Chloe: (confused) " 'Redemption'? That seems a strange way to describe mild self-improvement. Still, no matter! Starting from tomorrow, I'm totes turning over a new leaf! I'll stand up to apologize in front of the entire class, I'll tell Adrikins I only ever had feelings for him as a brother, and maybe I'll even cut that baker's girl some slack by making an effort not to insult her clumsines… why are you shaking your head like that?"

Guy in chair, no longer taking notes: "No, Miss Bourgeois, this won't do at all! We still have at least another three seasons to go, possibly more. And while I can draft in Lila as an adequate replacement later on, your tireless akumatizing antics still have a place on the show. I see no other option but to perform… A COMPLETE RESET!"

Chloe: (bewildered) "Seasons? Replacement? Show?! What are you talking about… wait, what's that futuristic pistol you're pointing at me? What kind of a psychologist are you anyway?"

Guy standing up, out of chair: "This thing? Just a little device called a 'Memory Gun', that I borrowed from my good friend Alex H. And in answer to your second question, whoever said I was a psychologist?! Now try to relax please, this procedure will take but a second…"

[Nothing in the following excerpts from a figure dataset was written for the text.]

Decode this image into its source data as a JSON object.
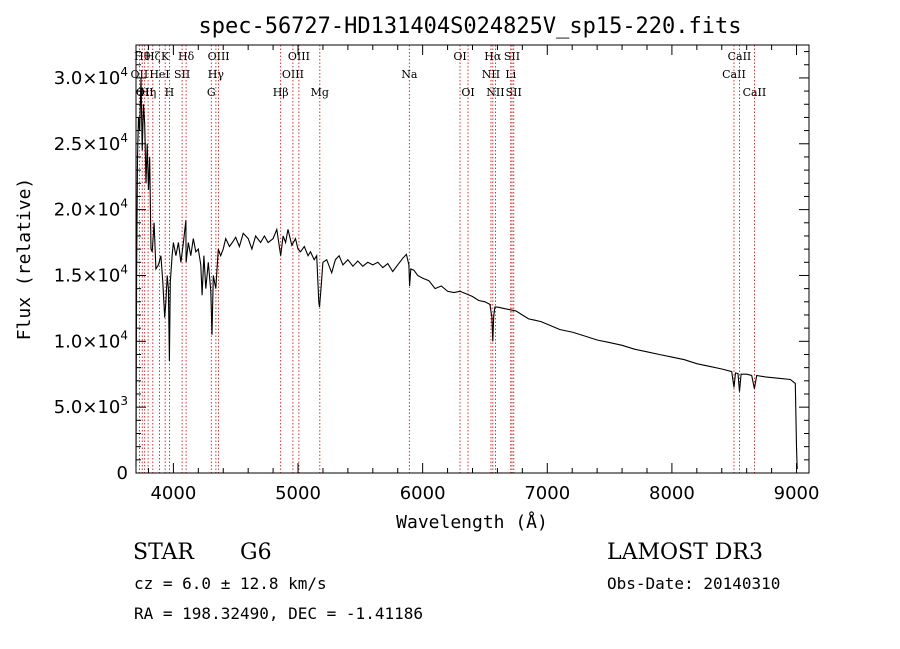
{
  "chart_data": {
    "type": "line",
    "title": "spec-56727-HD131404S024825V_sp15-220.fits",
    "xlabel": "Wavelength (Å)",
    "ylabel": "Flux (relative)",
    "xlim": [
      3700,
      9100
    ],
    "ylim": [
      0,
      32500
    ],
    "x_ticks": [
      4000,
      5000,
      6000,
      7000,
      8000,
      9000
    ],
    "y_ticks": [
      {
        "value": 0,
        "label": "0"
      },
      {
        "value": 5000,
        "label": "5.0×10",
        "exp": "3"
      },
      {
        "value": 10000,
        "label": "1.0×10",
        "exp": "4"
      },
      {
        "value": 15000,
        "label": "1.5×10",
        "exp": "4"
      },
      {
        "value": 20000,
        "label": "2.0×10",
        "exp": "4"
      },
      {
        "value": 25000,
        "label": "2.5×10",
        "exp": "4"
      },
      {
        "value": 30000,
        "label": "3.0×10",
        "exp": "4"
      }
    ],
    "series": [
      {
        "color": "#000000",
        "points": [
          [
            3700,
            500
          ],
          [
            3705,
            15000
          ],
          [
            3712,
            24000
          ],
          [
            3720,
            27000
          ],
          [
            3730,
            26000
          ],
          [
            3740,
            30000
          ],
          [
            3750,
            24500
          ],
          [
            3760,
            28000
          ],
          [
            3770,
            26500
          ],
          [
            3780,
            22000
          ],
          [
            3790,
            25000
          ],
          [
            3800,
            21500
          ],
          [
            3810,
            24000
          ],
          [
            3820,
            17000
          ],
          [
            3830,
            16800
          ],
          [
            3845,
            19000
          ],
          [
            3860,
            15500
          ],
          [
            3880,
            15800
          ],
          [
            3900,
            16500
          ],
          [
            3915,
            14500
          ],
          [
            3930,
            11800
          ],
          [
            3940,
            13000
          ],
          [
            3950,
            15000
          ],
          [
            3960,
            14000
          ],
          [
            3968,
            8500
          ],
          [
            3975,
            14500
          ],
          [
            3990,
            16500
          ],
          [
            4000,
            17500
          ],
          [
            4020,
            16500
          ],
          [
            4040,
            17500
          ],
          [
            4060,
            16000
          ],
          [
            4080,
            17500
          ],
          [
            4100,
            19200
          ],
          [
            4102,
            16000
          ],
          [
            4120,
            17500
          ],
          [
            4140,
            16500
          ],
          [
            4160,
            17800
          ],
          [
            4180,
            16800
          ],
          [
            4200,
            17000
          ],
          [
            4220,
            15800
          ],
          [
            4230,
            13500
          ],
          [
            4245,
            16500
          ],
          [
            4260,
            14000
          ],
          [
            4280,
            16000
          ],
          [
            4300,
            13800
          ],
          [
            4310,
            10500
          ],
          [
            4320,
            15000
          ],
          [
            4340,
            14000
          ],
          [
            4360,
            17000
          ],
          [
            4380,
            16500
          ],
          [
            4400,
            17000
          ],
          [
            4420,
            17800
          ],
          [
            4450,
            17200
          ],
          [
            4480,
            17600
          ],
          [
            4500,
            17900
          ],
          [
            4530,
            17200
          ],
          [
            4560,
            18200
          ],
          [
            4600,
            17800
          ],
          [
            4630,
            17000
          ],
          [
            4660,
            18000
          ],
          [
            4700,
            17500
          ],
          [
            4730,
            18000
          ],
          [
            4760,
            17500
          ],
          [
            4800,
            17800
          ],
          [
            4830,
            18500
          ],
          [
            4861,
            16500
          ],
          [
            4880,
            18000
          ],
          [
            4900,
            17500
          ],
          [
            4920,
            18500
          ],
          [
            4950,
            17300
          ],
          [
            4980,
            17800
          ],
          [
            5000,
            17000
          ],
          [
            5020,
            16800
          ],
          [
            5050,
            17200
          ],
          [
            5080,
            16500
          ],
          [
            5100,
            16800
          ],
          [
            5130,
            16200
          ],
          [
            5150,
            16500
          ],
          [
            5167,
            13000
          ],
          [
            5172,
            12600
          ],
          [
            5183,
            13800
          ],
          [
            5200,
            16000
          ],
          [
            5230,
            16200
          ],
          [
            5270,
            15200
          ],
          [
            5300,
            16200
          ],
          [
            5330,
            16500
          ],
          [
            5360,
            15800
          ],
          [
            5400,
            16200
          ],
          [
            5440,
            15700
          ],
          [
            5480,
            16100
          ],
          [
            5520,
            15700
          ],
          [
            5560,
            16000
          ],
          [
            5600,
            15800
          ],
          [
            5640,
            16000
          ],
          [
            5680,
            15600
          ],
          [
            5720,
            15900
          ],
          [
            5760,
            15300
          ],
          [
            5800,
            15800
          ],
          [
            5840,
            16300
          ],
          [
            5870,
            16600
          ],
          [
            5890,
            15800
          ],
          [
            5895,
            14200
          ],
          [
            5905,
            15500
          ],
          [
            5930,
            15400
          ],
          [
            5960,
            15000
          ],
          [
            6000,
            14800
          ],
          [
            6050,
            14600
          ],
          [
            6100,
            14000
          ],
          [
            6150,
            14200
          ],
          [
            6200,
            13800
          ],
          [
            6250,
            13700
          ],
          [
            6300,
            13800
          ],
          [
            6350,
            13600
          ],
          [
            6400,
            13400
          ],
          [
            6450,
            13100
          ],
          [
            6500,
            13000
          ],
          [
            6540,
            12800
          ],
          [
            6556,
            11800
          ],
          [
            6563,
            10000
          ],
          [
            6570,
            11900
          ],
          [
            6580,
            12600
          ],
          [
            6600,
            12600
          ],
          [
            6650,
            12500
          ],
          [
            6700,
            12400
          ],
          [
            6750,
            12300
          ],
          [
            6800,
            12000
          ],
          [
            6850,
            11700
          ],
          [
            6900,
            11600
          ],
          [
            6950,
            11500
          ],
          [
            7000,
            11300
          ],
          [
            7100,
            10900
          ],
          [
            7200,
            10700
          ],
          [
            7300,
            10400
          ],
          [
            7400,
            10100
          ],
          [
            7500,
            9900
          ],
          [
            7600,
            9700
          ],
          [
            7700,
            9400
          ],
          [
            7800,
            9200
          ],
          [
            7900,
            9000
          ],
          [
            8000,
            8800
          ],
          [
            8100,
            8600
          ],
          [
            8200,
            8300
          ],
          [
            8300,
            8100
          ],
          [
            8400,
            7900
          ],
          [
            8480,
            7700
          ],
          [
            8498,
            6500
          ],
          [
            8510,
            7600
          ],
          [
            8530,
            7550
          ],
          [
            8542,
            6200
          ],
          [
            8555,
            7500
          ],
          [
            8600,
            7500
          ],
          [
            8640,
            7400
          ],
          [
            8662,
            6400
          ],
          [
            8680,
            7400
          ],
          [
            8750,
            7300
          ],
          [
            8850,
            7200
          ],
          [
            8950,
            7100
          ],
          [
            8990,
            6800
          ],
          [
            9000,
            2000
          ],
          [
            9005,
            300
          ]
        ]
      }
    ],
    "line_markers": [
      {
        "wavelength": 3727,
        "label": "OII",
        "row": 1
      },
      {
        "wavelength": 3750,
        "label": "Hθ",
        "row": 0
      },
      {
        "wavelength": 3770,
        "label": "OII",
        "row": 2
      },
      {
        "wavelength": 3797,
        "label": "Hη",
        "row": 2
      },
      {
        "wavelength": 3835,
        "label": "Hζ",
        "row": 0
      },
      {
        "wavelength": 3889,
        "label": "HeI",
        "row": 1
      },
      {
        "wavelength": 3934,
        "label": "K",
        "row": 0
      },
      {
        "wavelength": 3968,
        "label": "H",
        "row": 2
      },
      {
        "wavelength": 4070,
        "label": "SII",
        "row": 1
      },
      {
        "wavelength": 4102,
        "label": "Hδ",
        "row": 0
      },
      {
        "wavelength": 4304,
        "label": "G",
        "row": 2
      },
      {
        "wavelength": 4341,
        "label": "Hγ",
        "row": 1
      },
      {
        "wavelength": 4363,
        "label": "OIII",
        "row": 0
      },
      {
        "wavelength": 4861,
        "label": "Hβ",
        "row": 2
      },
      {
        "wavelength": 4959,
        "label": "OIII",
        "row": 1
      },
      {
        "wavelength": 5007,
        "label": "OIII",
        "row": 0
      },
      {
        "wavelength": 5175,
        "label": "Mg",
        "row": 2
      },
      {
        "wavelength": 5893,
        "label": "Na",
        "row": 1
      },
      {
        "wavelength": 6300,
        "label": "OI",
        "row": 0
      },
      {
        "wavelength": 6364,
        "label": "OI",
        "row": 2
      },
      {
        "wavelength": 6548,
        "label": "NII",
        "row": 1
      },
      {
        "wavelength": 6563,
        "label": "Hα",
        "row": 0
      },
      {
        "wavelength": 6584,
        "label": "NII",
        "row": 2
      },
      {
        "wavelength": 6707,
        "label": "Li",
        "row": 1
      },
      {
        "wavelength": 6717,
        "label": "SII",
        "row": 0
      },
      {
        "wavelength": 6731,
        "label": "SII",
        "row": 2
      },
      {
        "wavelength": 8498,
        "label": "CaII",
        "row": 1
      },
      {
        "wavelength": 8542,
        "label": "CaII",
        "row": 0
      },
      {
        "wavelength": 8662,
        "label": "CaII",
        "row": 2
      }
    ],
    "grid": false,
    "marker_color": "#cc0000"
  },
  "info": {
    "class_label": "STAR",
    "subclass": "G6",
    "survey": "LAMOST DR3",
    "cz": "cz = 6.0 ± 12.8 km/s",
    "obs_date": "Obs-Date: 20140310",
    "coords": "RA = 198.32490, DEC =  -1.41186"
  }
}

Chloe: (panicking) "Stop! No, I don't want this! Ladybug! Sabrina! Chat Noir, even! H-Help M-Me…" ZAP!

Guy who's just fired the blast: "There, that wasn't so bad was it? Now, Miss Bourgeois, tell me what you want to do next. I believe you mentioned something about saying sorry to everyone…?"

Chloe: (irritated) "Sorry?! As if! First of all, I'm going to find my Adrikins and cling onto him for the rest of the day! Then, I'll find that pitiful excuse for a girl called Sabrina, and force her to concoct yet another hare-brained scheme to get Marinette Du-lame-Cheng into trouble again… why are you looking so happy, strange obese man with a beard whom I've never met before now?"

'Obese' guy with facial hair: (jubilant): "Success! You are now free to go, Miss Bourgeois. Have a nice day, and remember: Never change!"

Chloe: (rolling her eyes); "Gladly! This is all just ridiculous, utterly ridiculous! If you want to scrub my 24 carat toilet later, I may be able to offer you a job. Otherwise, stay the heck away from me, weirdo!"

Thomas A: (thoughtful) "Now, what to do about the pressing problem that we only have the budget for 25-and-a-half episodes this season? Oh wait… I know! And those fools won't even notice the difference!"